Although Ga2O3 is widely believed to be the among most promising ultrawide-bandgap semiconductors, its inability to be p-type doped hampers future applications. Moreover, alloying with aluminum increases the Ga2O3 band gap, but it is unclear if electrical conductivity of AlGO alloys can be controlled. The properties of group-IV (C, Si, Ge, and Sn) and transition metal (Hf, Zr, and Ta) substitutional dopants in AlGO alloys are systematically explored here using first-principles hybrid functional calculations. In Ga2O3, all dopants act as shallow donors. However, in Al2O3 all are deep defects, characterized by DX behavior or the emergence of positive-U (+/0) levels. Combining our calculations of dopant charge-state transition levels with information of the AlGO alloy band structure, the critical Al composition at which each dopant transitions from being a shallow to a deep donor is estimated. Si is identified as being the most efficient dopant to achieve n-type conductivity in high Al-content AlGO alloys, acting as a shallow donor over the entire predicted stability range for AlGO solid solutions.

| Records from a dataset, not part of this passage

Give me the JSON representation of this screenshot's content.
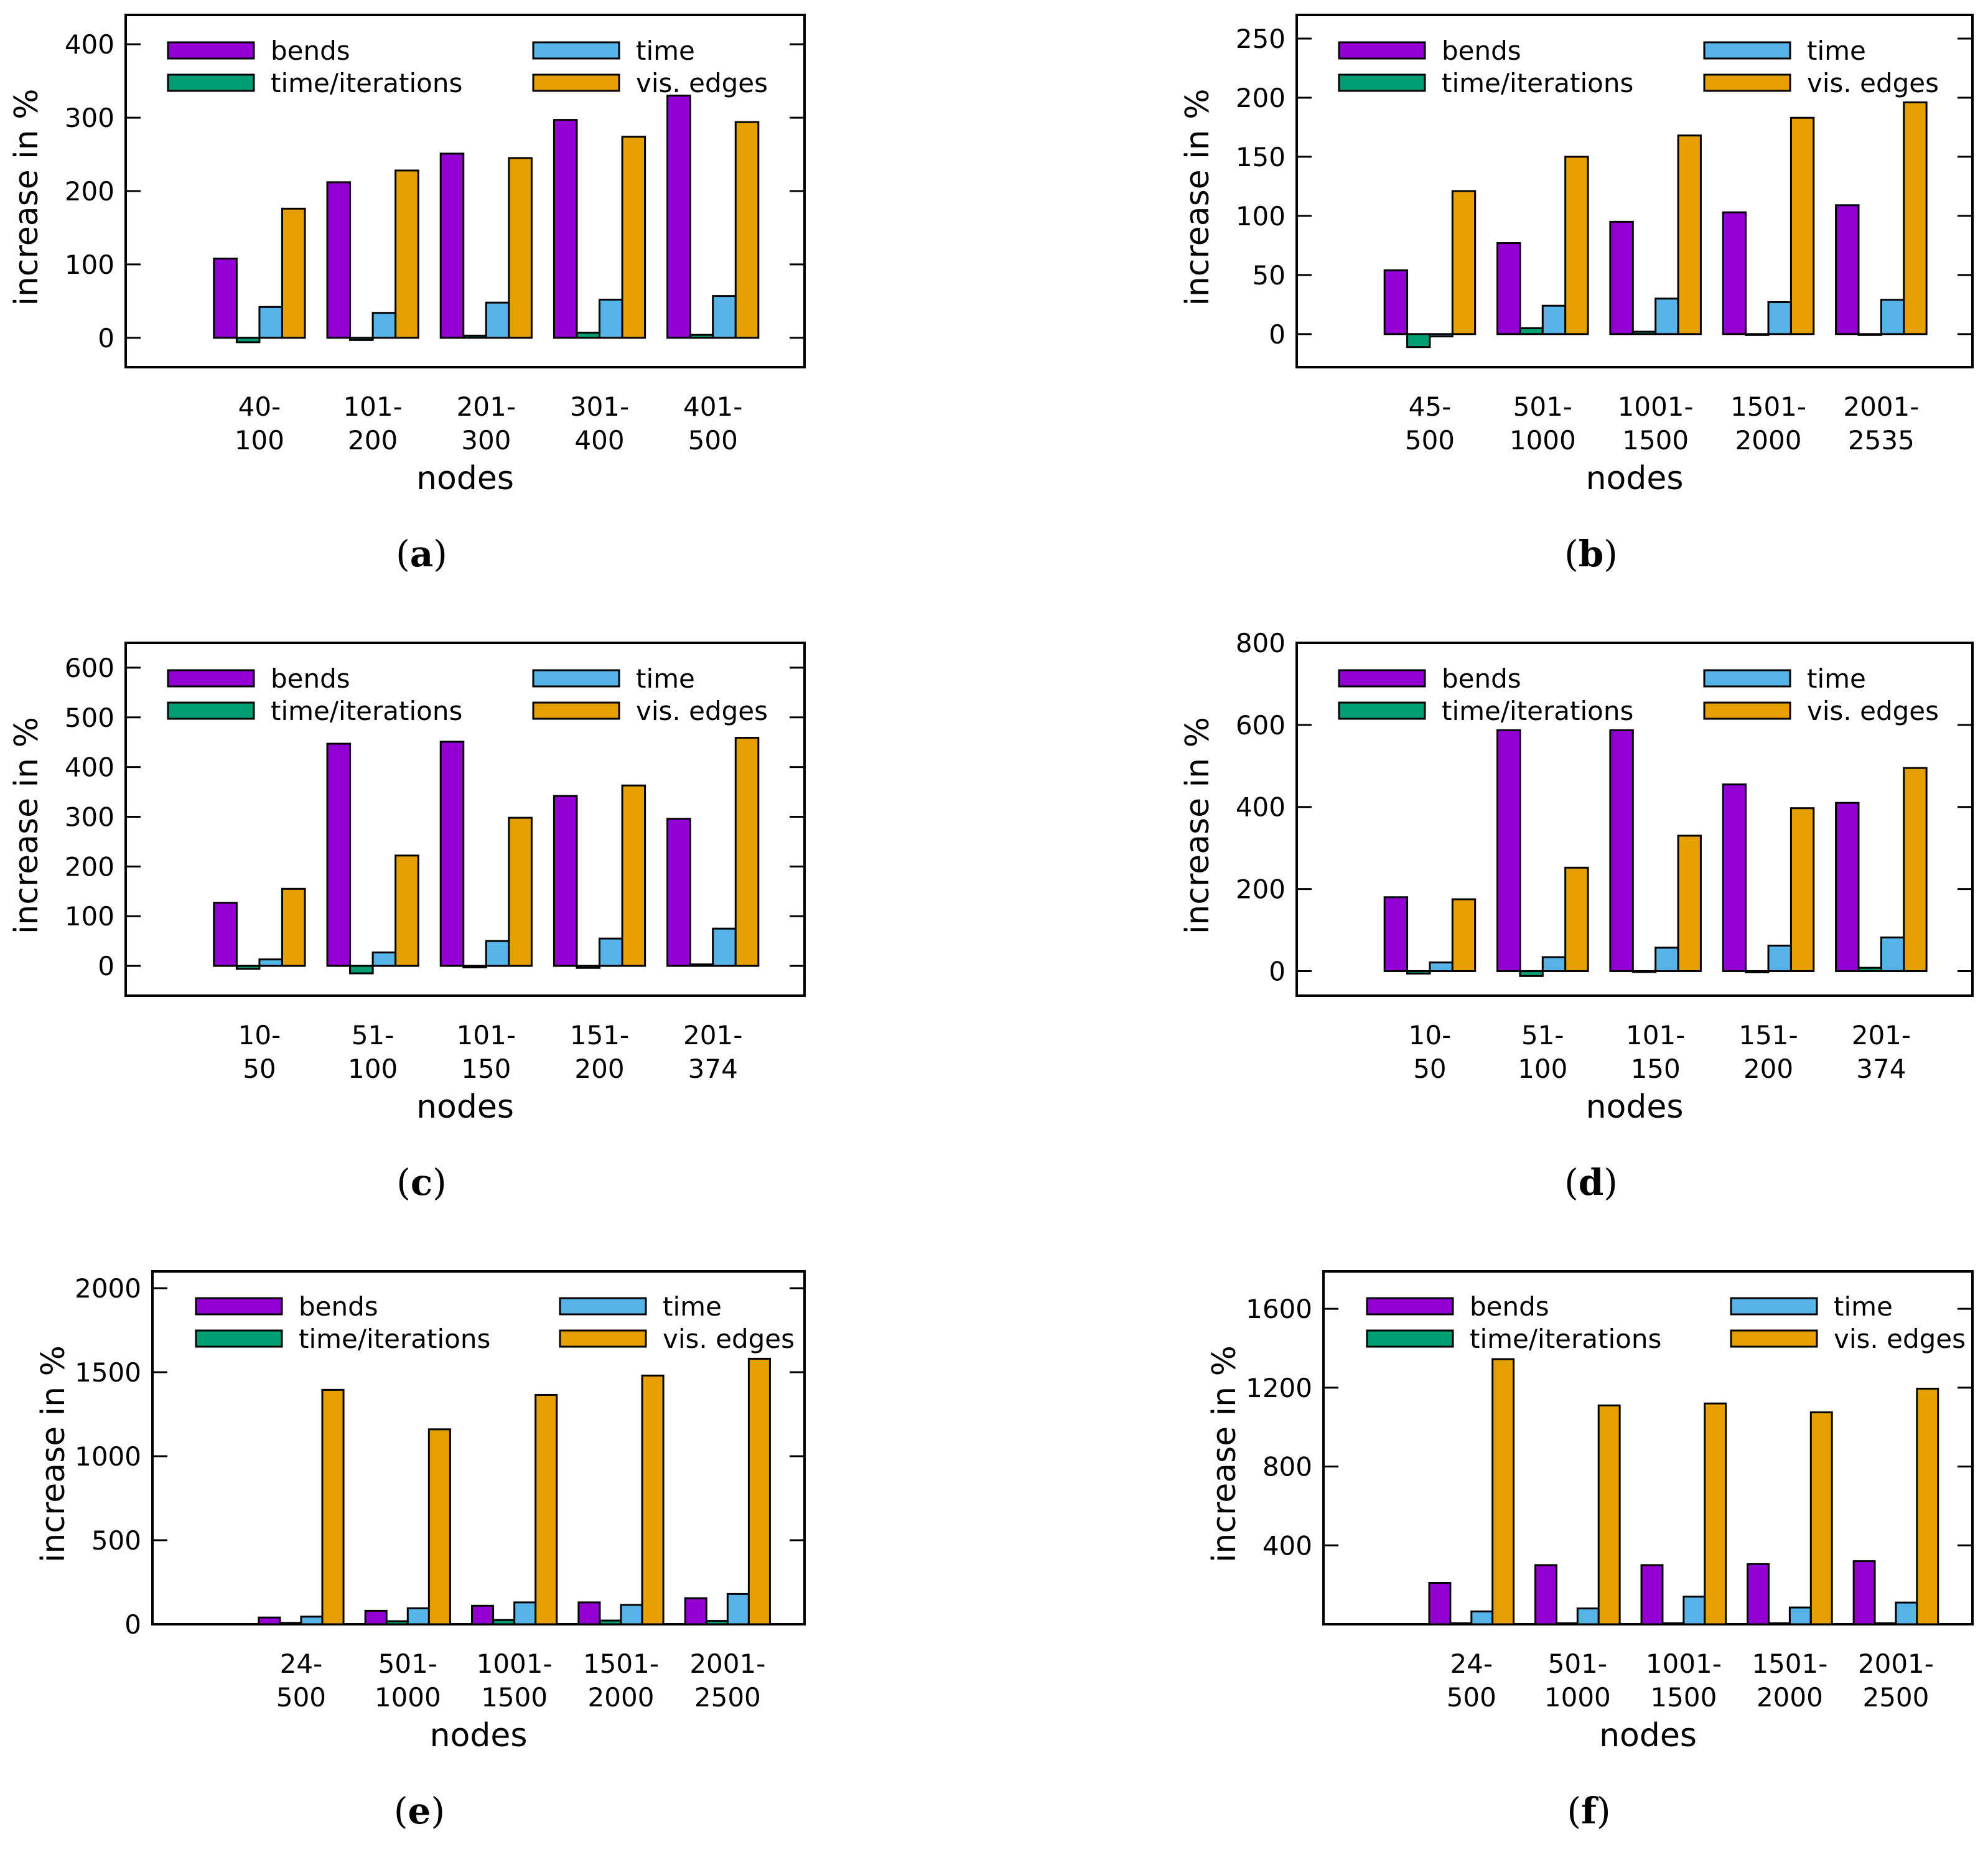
{
  "colors": {
    "bends": "#9400D3",
    "time_iterations": "#009E73",
    "time": "#56B4E9",
    "vis_edges": "#E69F00"
  },
  "series_names": [
    "bends",
    "time/iterations",
    "time",
    "vis. edges"
  ],
  "chart_data": [
    {
      "type": "bar",
      "panel": "a",
      "caption_letter": "a",
      "ylabel": "increase in %",
      "xlabel": "nodes",
      "ylim": [
        -40,
        440
      ],
      "yticks": [
        "0",
        "100",
        "200",
        "300",
        "400"
      ],
      "ytick_values": [
        0,
        100,
        200,
        300,
        400
      ],
      "categories": [
        [
          "40-",
          "100"
        ],
        [
          "101-",
          "200"
        ],
        [
          "201-",
          "300"
        ],
        [
          "301-",
          "400"
        ],
        [
          "401-",
          "500"
        ]
      ],
      "series": [
        {
          "name": "bends",
          "values": [
            108,
            212,
            251,
            297,
            330
          ]
        },
        {
          "name": "time/iterations",
          "values": [
            -6,
            -3,
            3,
            7,
            4
          ]
        },
        {
          "name": "time",
          "values": [
            42,
            34,
            48,
            52,
            57
          ]
        },
        {
          "name": "vis. edges",
          "values": [
            176,
            228,
            245,
            274,
            294
          ]
        }
      ]
    },
    {
      "type": "bar",
      "panel": "b",
      "caption_letter": "b",
      "ylabel": "increase in %",
      "xlabel": "nodes",
      "ylim": [
        -28,
        270
      ],
      "yticks": [
        "0",
        "50",
        "100",
        "150",
        "200",
        "250"
      ],
      "ytick_values": [
        0,
        50,
        100,
        150,
        200,
        250
      ],
      "categories": [
        [
          "45-",
          "500"
        ],
        [
          "501-",
          "1000"
        ],
        [
          "1001-",
          "1500"
        ],
        [
          "1501-",
          "2000"
        ],
        [
          "2001-",
          "2535"
        ]
      ],
      "series": [
        {
          "name": "bends",
          "values": [
            54,
            77,
            95,
            103,
            109
          ]
        },
        {
          "name": "time/iterations",
          "values": [
            -11,
            5,
            2,
            0,
            0
          ]
        },
        {
          "name": "time",
          "values": [
            -2,
            24,
            30,
            27,
            29
          ]
        },
        {
          "name": "vis. edges",
          "values": [
            121,
            150,
            168,
            183,
            196
          ]
        }
      ]
    },
    {
      "type": "bar",
      "panel": "c",
      "caption_letter": "c",
      "ylabel": "increase in %",
      "xlabel": "nodes",
      "ylim": [
        -60,
        650
      ],
      "yticks": [
        "0",
        "100",
        "200",
        "300",
        "400",
        "500",
        "600"
      ],
      "ytick_values": [
        0,
        100,
        200,
        300,
        400,
        500,
        600
      ],
      "categories": [
        [
          "10-",
          "50"
        ],
        [
          "51-",
          "100"
        ],
        [
          "101-",
          "150"
        ],
        [
          "151-",
          "200"
        ],
        [
          "201-",
          "374"
        ]
      ],
      "series": [
        {
          "name": "bends",
          "values": [
            127,
            447,
            451,
            342,
            296
          ]
        },
        {
          "name": "time/iterations",
          "values": [
            -6,
            -15,
            -3,
            -4,
            3
          ]
        },
        {
          "name": "time",
          "values": [
            13,
            27,
            50,
            55,
            75
          ]
        },
        {
          "name": "vis. edges",
          "values": [
            155,
            222,
            298,
            363,
            459
          ]
        }
      ]
    },
    {
      "type": "bar",
      "panel": "d",
      "caption_letter": "d",
      "ylabel": "increase in %",
      "xlabel": "nodes",
      "ylim": [
        -60,
        800
      ],
      "yticks": [
        "0",
        "200",
        "400",
        "600",
        "800"
      ],
      "ytick_values": [
        0,
        200,
        400,
        600,
        800
      ],
      "categories": [
        [
          "10-",
          "50"
        ],
        [
          "51-",
          "100"
        ],
        [
          "101-",
          "150"
        ],
        [
          "151-",
          "200"
        ],
        [
          "201-",
          "374"
        ]
      ],
      "series": [
        {
          "name": "bends",
          "values": [
            180,
            587,
            587,
            455,
            410
          ]
        },
        {
          "name": "time/iterations",
          "values": [
            -6,
            -12,
            -2,
            -3,
            8
          ]
        },
        {
          "name": "time",
          "values": [
            21,
            34,
            57,
            62,
            82
          ]
        },
        {
          "name": "vis. edges",
          "values": [
            175,
            252,
            330,
            397,
            495
          ]
        }
      ]
    },
    {
      "type": "bar",
      "panel": "e",
      "caption_letter": "e",
      "ylabel": "increase in %",
      "xlabel": "nodes",
      "ylim": [
        0,
        2100
      ],
      "yticks": [
        "0",
        "500",
        "1000",
        "1500",
        "2000"
      ],
      "ytick_values": [
        0,
        500,
        1000,
        1500,
        2000
      ],
      "categories": [
        [
          "24-",
          "500"
        ],
        [
          "501-",
          "1000"
        ],
        [
          "1001-",
          "1500"
        ],
        [
          "1501-",
          "2000"
        ],
        [
          "2001-",
          "2500"
        ]
      ],
      "series": [
        {
          "name": "bends",
          "values": [
            40,
            80,
            110,
            130,
            155
          ]
        },
        {
          "name": "time/iterations",
          "values": [
            8,
            18,
            25,
            22,
            20
          ]
        },
        {
          "name": "time",
          "values": [
            45,
            95,
            130,
            115,
            180
          ]
        },
        {
          "name": "vis. edges",
          "values": [
            1395,
            1160,
            1365,
            1480,
            1580
          ]
        }
      ]
    },
    {
      "type": "bar",
      "panel": "f",
      "caption_letter": "f",
      "ylabel": "increase in %",
      "xlabel": "nodes",
      "ylim": [
        0,
        1790
      ],
      "yticks": [
        "400",
        "800",
        "1200",
        "1600"
      ],
      "ytick_values": [
        400,
        800,
        1200,
        1600
      ],
      "categories": [
        [
          "24-",
          "500"
        ],
        [
          "501-",
          "1000"
        ],
        [
          "1001-",
          "1500"
        ],
        [
          "1501-",
          "2000"
        ],
        [
          "2001-",
          "2500"
        ]
      ],
      "series": [
        {
          "name": "bends",
          "values": [
            210,
            300,
            300,
            305,
            320
          ]
        },
        {
          "name": "time/iterations",
          "values": [
            5,
            5,
            5,
            5,
            5
          ]
        },
        {
          "name": "time",
          "values": [
            65,
            80,
            140,
            85,
            110
          ]
        },
        {
          "name": "vis. edges",
          "values": [
            1345,
            1110,
            1120,
            1075,
            1195
          ]
        }
      ]
    }
  ]
}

Compensation by other unintentional impurities (such as H and C) is also assessed.Other oxide materials have also emerged as potential competitors to Ga2O3, but their propensity for hole conductivity is less well known. Here the stability of hole polarons in a set of ultrawide-bandgap oxides (Ga2O3, Al2O3, ZnGa2O4, MgGa2O4, LiGaO2 and GeO2) is examined and compared, both in pristine material and in the presence of acceptor impurities. Holes spontaneously self-trap in all oxides investigated, with varying stabilities. Acceptor impurities further stabilize these trapped holes, leading to large acceptor ionization energies. Hole trapping also leads to characteristic distortions and distinct optical transitions, which may explain some experimentally-observed signals. These results indicate that achieving p-type conductivity in any of these oxides is unlikely, with the possible exception of GeO2.This work was performed in collaboration with Darshana Wickramaratne (NRL), Joel Varley (LLNL), Sai Mu (UCSB), Mengen Wang (UCSB) and Chris Van de Walle (UCSB), and was supported by the ONR/NRL 6.1 Basic Research Program.